Rechazan a los gobiernos latinoamericanos con los cuales los Kirchner han hecho sociedades, empezando por Venezuela. Les parece intolerable la amplísima libertad otorgada a piqueteros y sectores carenciados para cortar calles y rutas. No les gusta el lugar destacadísimo asignado a personajes como Hebe Bonafini, que cuestiona como una topadora los silencios cómplices frente a la dictadura, ni aceptan los beneficios concedidos a viejos que no tenían los aportes jubilatorios en regla ni a las embarazadas de los sectores humildes. Cuando pagan sus impuestos pensando en que una parte grande va destinada a esos sectores, sienten que les roban todo. No toleran el “garantismo” que protege a los menores pobres ni la hospitalidad ofrecida a los bolivianos, paraguayos y peruanos. Odian que se cuestione a los patrones.
Estos rasgos de las políticas K, gran parte de ellos inherentes a un modelo de inclusión, violentan una idea tradicional de país donde imperan las jerarquías. Las iniciativas igualitarias se dan de patadas con las jerarquías. Y muchos creen que las jerarquías preservan un orden, sean por presuntos merecimientos o por patrimonio. Por ejemplo, la riqueza provoca en muchos ciudadanos una idea de superioridad, si no moral, al menos de espíritu de progreso.

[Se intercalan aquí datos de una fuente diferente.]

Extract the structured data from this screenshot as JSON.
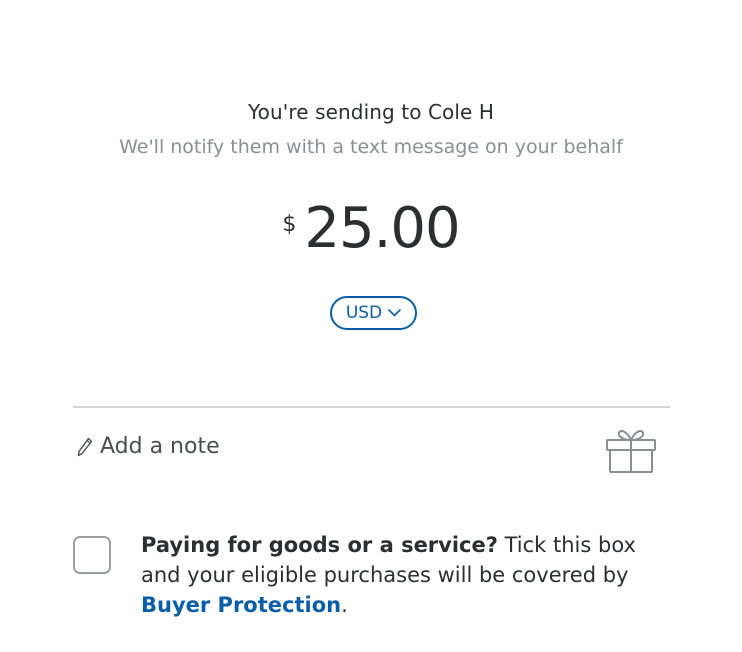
{
  "header": {
    "title": "You're sending to Cole H",
    "subtitle": "We'll notify them with a text message on your behalf"
  },
  "amount": {
    "symbol": "$",
    "value": "25.00",
    "currency": "USD"
  },
  "note": {
    "label": "Add a note",
    "icon": "pencil-icon"
  },
  "gift": {
    "icon": "gift-icon"
  },
  "protection": {
    "question": "Paying for goods or a service?",
    "text": " Tick this box and your eligible purchases will be covered by ",
    "link": "Buyer Protection",
    "end": "."
  },
  "colors": {
    "accent": "#0a5ea8",
    "text": "#2c2e2f",
    "muted": "#8a8f92",
    "divider": "#d6d8da"
  }
}
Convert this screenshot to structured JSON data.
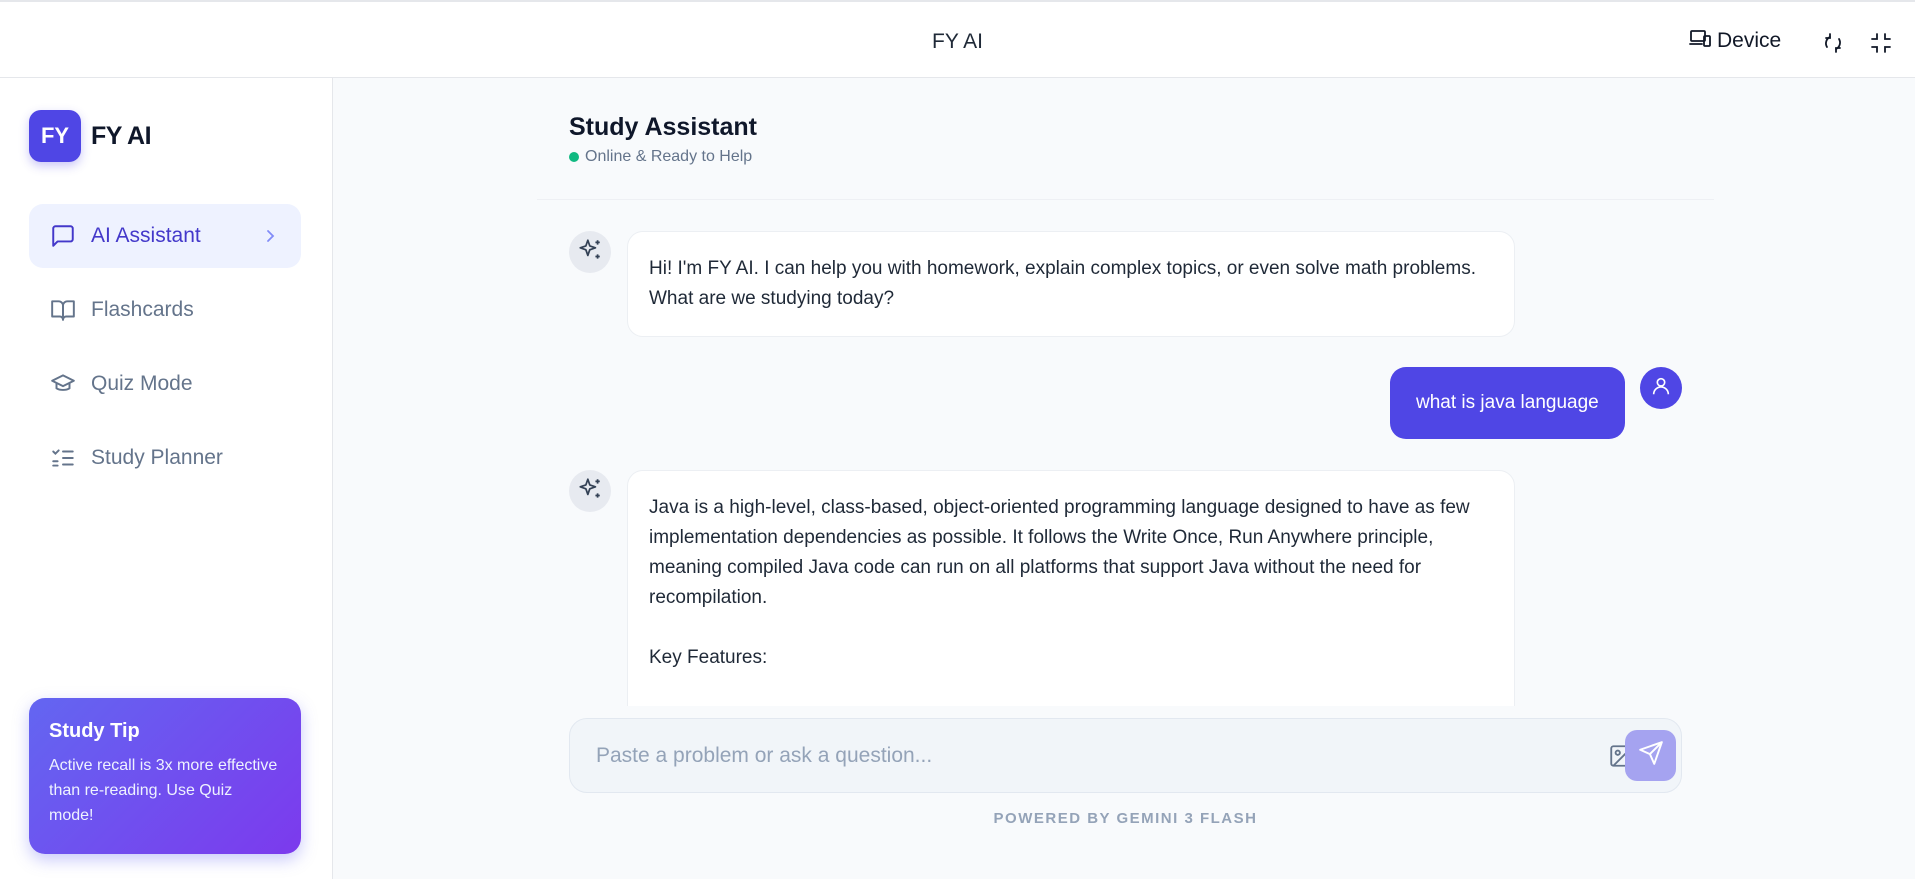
{
  "topbar": {
    "title": "FY AI",
    "device_label": "Device"
  },
  "sidebar": {
    "logo_initials": "FY",
    "logo_text": "FY AI",
    "items": [
      {
        "label": "AI Assistant",
        "active": true,
        "icon": "message-square-icon"
      },
      {
        "label": "Flashcards",
        "active": false,
        "icon": "book-open-icon"
      },
      {
        "label": "Quiz Mode",
        "active": false,
        "icon": "graduation-cap-icon"
      },
      {
        "label": "Study Planner",
        "active": false,
        "icon": "list-checks-icon"
      }
    ],
    "tip": {
      "title": "Study Tip",
      "body": "Active recall is 3x more effective than re-reading. Use Quiz mode!"
    }
  },
  "chat": {
    "title": "Study Assistant",
    "status": "Online & Ready to Help",
    "messages": [
      {
        "role": "assistant",
        "text": "Hi! I'm FY AI. I can help you with homework, explain complex topics, or even solve math problems. What are we studying today?"
      },
      {
        "role": "user",
        "text": "what is java language"
      },
      {
        "role": "assistant",
        "text": "Java is a high-level, class-based, object-oriented programming language designed to have as few implementation dependencies as possible. It follows the Write Once, Run Anywhere principle, meaning compiled Java code can run on all platforms that support Java without the need for recompilation.\n\nKey Features:"
      }
    ],
    "input_placeholder": "Paste a problem or ask a question...",
    "powered_by": "POWERED BY GEMINI 3 FLASH"
  },
  "colors": {
    "accent": "#4f46e5",
    "status_online": "#10b981",
    "tip_gradient_start": "#6366f1",
    "tip_gradient_end": "#7c3aed"
  }
}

Si estas hipótesis dan cuenta de parte de la realidad, el “Se robaron todo”, el asimilar el populismo a una mafia criminal, expresan un  profundo choque cultural. En lo que el kirchnerismo llamó la “Década ganada” ha sido puesto en cuestión un orden cultural, un sistema de valores que una parte considerable de la población sintió que se le estaba arrebatando, y que confió en aquellos que en 2015 invocaron “El cambio” para que procedieran a reinstalar.
No en vano se juzga este tiempo que nos toca vivir como el de una restauración conservadora. Su punto débil, por suerte, es que se viene ejecutando contra la voluntad de la mitad de los argentinos.